Your brain on music-what does the research tell us?

Music, one element of the performing arts, has been part of our lives for centuries. It is now easier than ever to access our music no matter where we are. We listen whilst we cook, drive, clean and even when going for a run. My daily routine includes habitually navigating YouTube in search of music to play before starting work. I wonder if this contributes towards my productivity throughout the day; or maybe it has become something of a distraction, a means to escape the pressure to perform at work by becoming an audience for the musicians and singers I select.

The relationship between music and fundamental function has been heavily explored. N. Perham and J. Vizard preformed a small scale trial (25 participants) to understand the effect of music on remembering items in a specific order. Tests were carried out to explore the difference in results whilst music was prevalent and also when it was absent. Participants achieved the highest scores in the absence of music and lower scores when background music was played, whether it was liked or disliked by the participants.

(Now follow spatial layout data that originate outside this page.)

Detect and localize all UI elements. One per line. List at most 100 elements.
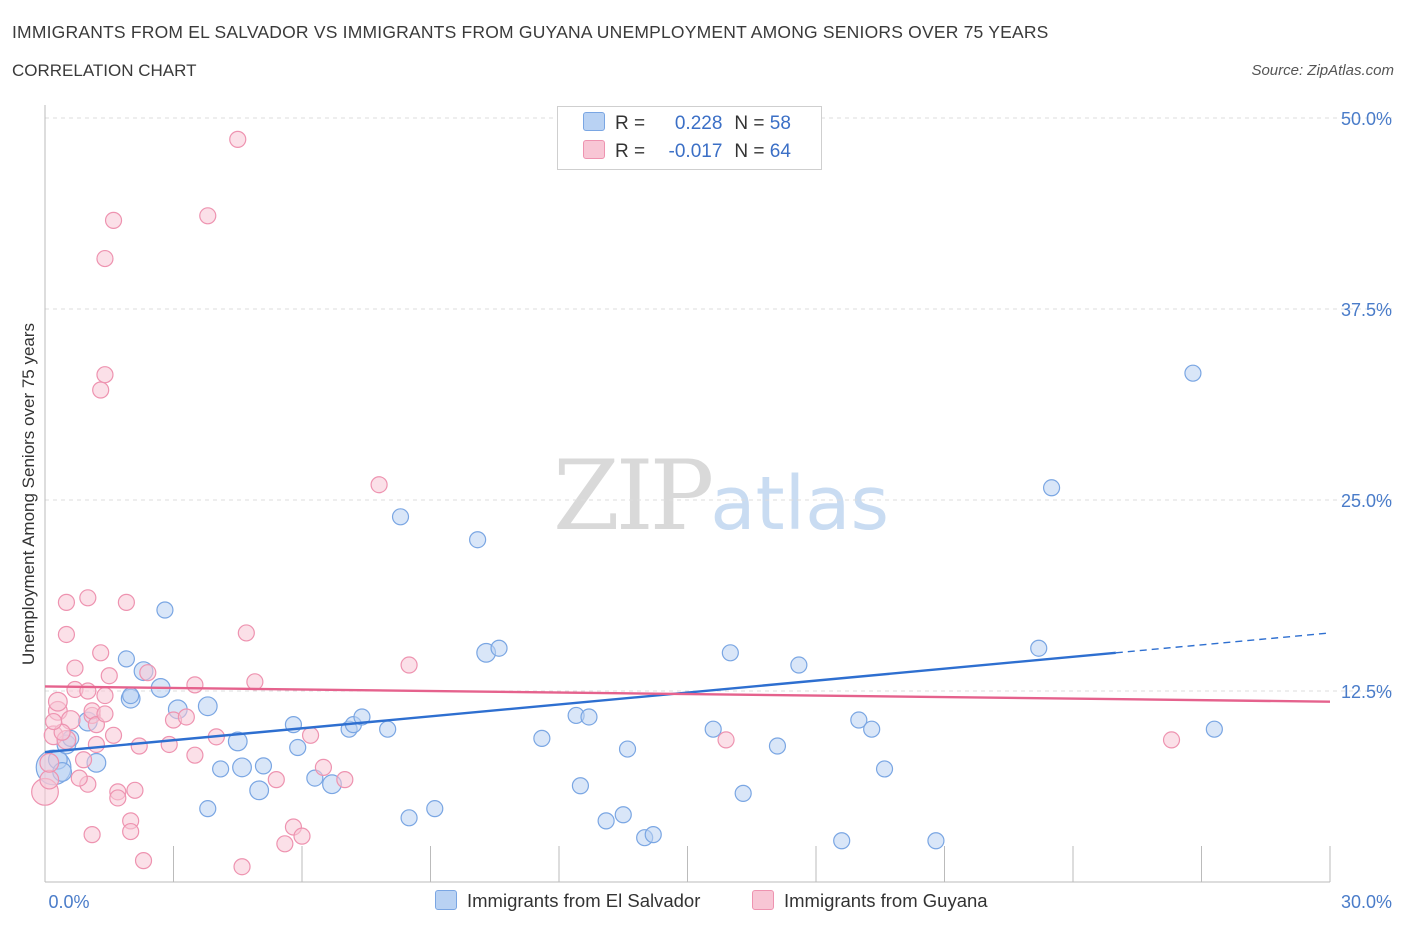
bottom-legend-swatch-blue	[435, 890, 457, 910]
el-salvador-point	[249, 780, 270, 801]
y-tick-label: 25.0%	[1341, 491, 1392, 511]
guyana-point	[96, 705, 114, 723]
guyana-point	[83, 826, 101, 844]
guyana-point	[177, 708, 195, 726]
el-salvador-point	[254, 757, 273, 775]
el-salvador-point	[199, 800, 217, 818]
guyana-point	[66, 659, 84, 677]
legend-r-value: -0.017	[668, 141, 723, 162]
guyana-point	[237, 624, 255, 642]
guyana-point	[74, 751, 93, 769]
x-tick-label: 30.0%	[1341, 892, 1392, 912]
tick-labels: 12.5% 25.0% 37.5% 50.0% 0.0% 30.0%	[48, 109, 1392, 912]
guyana-point	[96, 366, 114, 384]
guyana-trend-line	[44, 685, 1331, 703]
guyana-point	[70, 769, 88, 787]
el-salvador-point	[426, 800, 444, 818]
guyana-point	[186, 746, 204, 764]
guyana-point	[47, 691, 68, 712]
guyana-point	[57, 593, 76, 611]
guyana-point	[104, 726, 123, 744]
el-salvador-point	[850, 711, 868, 729]
data-points	[31, 130, 1223, 876]
guyana-point	[233, 858, 251, 876]
bottom-legend-guyana: Immigrants from Guyana	[752, 890, 988, 914]
y-tick-label: 12.5%	[1341, 682, 1392, 702]
el-salvador-point	[379, 720, 397, 738]
guyana-point	[130, 737, 148, 755]
guyana-point	[246, 673, 264, 691]
guyana-point	[126, 781, 144, 799]
guyana-point	[79, 589, 97, 607]
legend-row-guyana: R = -0.017 N = 64	[583, 140, 791, 164]
guyana-point	[293, 827, 311, 845]
el-salvador-point	[721, 644, 739, 662]
guyana-point	[117, 593, 135, 611]
grid-lines	[45, 117, 1392, 692]
el-salvador-point	[875, 760, 894, 778]
source-credit: Source: ZipAtlas.com	[1251, 62, 1394, 79]
x-tick-label: 0.0%	[48, 892, 89, 912]
legend-n-label: N =	[734, 113, 765, 134]
el-salvador-point	[1205, 720, 1223, 738]
trend-lines	[44, 632, 1331, 754]
el-salvador-point	[122, 686, 140, 705]
guyana-point	[229, 130, 247, 148]
guyana-point	[39, 769, 60, 790]
chart-title: IMMIGRANTS FROM EL SALVADOR VS IMMIGRANT…	[12, 22, 1049, 42]
legend-r-label: R =	[615, 141, 646, 162]
legend-row-el-salvador: R = 0.228 N = 58	[583, 112, 791, 136]
el-salvador-point	[1030, 639, 1048, 657]
guyana-point	[336, 771, 354, 789]
el-salvador-point	[391, 508, 410, 526]
legend-n-value: 58	[769, 113, 791, 134]
el-salvador-point	[618, 740, 637, 758]
y-tick-label: 37.5%	[1341, 300, 1392, 320]
legend-n-label: N =	[734, 141, 765, 162]
el-salvador-point	[863, 720, 881, 738]
guyana-point	[57, 625, 76, 644]
guyana-point	[1162, 731, 1181, 749]
el-salvador-point	[156, 601, 174, 619]
legend-r-value: 0.228	[674, 113, 723, 134]
watermark-atlas: atlas	[710, 461, 890, 547]
bottom-legend-el-salvador: Immigrants from El Salvador	[435, 890, 700, 914]
el-salvador-point	[927, 832, 945, 850]
el-salvador-point	[571, 777, 590, 795]
el-salvador-point	[597, 812, 615, 830]
guyana-point	[370, 476, 388, 494]
guyana-point	[400, 656, 418, 674]
el-salvador-point	[833, 832, 851, 850]
guyana-point	[39, 752, 60, 773]
el-salvador-point	[580, 708, 598, 726]
y-tick-label: 50.0%	[1341, 109, 1392, 129]
el-salvador-point	[197, 696, 218, 717]
el-salvador-trend-line	[44, 651, 1116, 754]
el-salvador-point	[117, 650, 135, 668]
el-salvador-point	[469, 531, 487, 549]
el-salvador-point	[212, 760, 230, 778]
guyana-point	[314, 758, 333, 777]
guyana-point	[199, 207, 217, 225]
guyana-point	[44, 712, 63, 731]
watermark-zip: ZIP	[553, 440, 714, 552]
guyana-point	[104, 211, 123, 229]
legend-swatch-blue	[583, 112, 605, 131]
guyana-point	[100, 667, 118, 685]
legend-n-value: 64	[769, 141, 791, 162]
guyana-point	[134, 852, 153, 870]
legend-swatch-pink	[583, 140, 605, 159]
guyana-point	[96, 686, 114, 705]
el-salvador-point	[353, 708, 371, 726]
zipatlas-watermark: ZIPatlas	[553, 440, 889, 552]
el-salvador-point	[232, 757, 252, 778]
guyana-point	[267, 771, 285, 789]
y-axis-label: Unemployment Among Seniors over 75 years	[19, 323, 38, 665]
guyana-point	[717, 731, 735, 749]
guyana-point	[79, 682, 97, 700]
el-salvador-point	[790, 656, 808, 674]
guyana-point	[139, 664, 157, 682]
correlation-legend: R = 0.228 N = 58 R = -0.017 N = 64	[557, 106, 822, 170]
bottom-legend-label: Immigrants from El Salvador	[467, 890, 701, 911]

An investigation by W. Brodsky and Z. Slor also demonstrated that music can be disruptive to young newly qualified drivers when taking to the wheel. The driving of 85 young-novice drivers was tested while playing preferred music, in-car music and no music. Driving while playing preferred music was reported to boost positive mood and enjoyment; however, increased driver miscalculation deficiency and traffic violations were also observed. On the other hand, listening to music that generated moderate levels of perceptual complexity improved the drivers’ performance leading to increased driver safety.
  Both experiments required individuals to be highly attentive and focused. The results indicate that preferred music has some negative effect on an individual’s performance; Nevertheless, this does not mean that music is bad for you. Another study carried out by A. Cabanac et. al. showed that students (560 participant aged 14 – 17) that chose a music course in their curriculum obtain higher grades on average compared to students that did not choose music as an optional course. This is the case in all subjects including Sport, Math, English and Science. The authors conclude that music can help relieve stress and as a result students taking musical courses perform better.
Personally, I think that the effect of music differs from person to person and depends on the task at hand. I would ideally avoid listening to music when high concentration is required; however, I believe music could help when performing repetitive tasks, as it can lead to positivity and enjoyment and, thus, increased productivity.
N. Perham and J. Vizard (2010) “Can preference for background music mediate the irrelevant sound effect?” Appl Cogn Psychol. 25:625-631.
W. Brodsky and Z. Slor (2013) “Background music as a risk factor for distraction among young-novice drivers” Accid Anal Prev. 59:382-93.
A. Cabanac et. al. (2013) “Music and academic performance” Behav Brain Res. 256:257-60.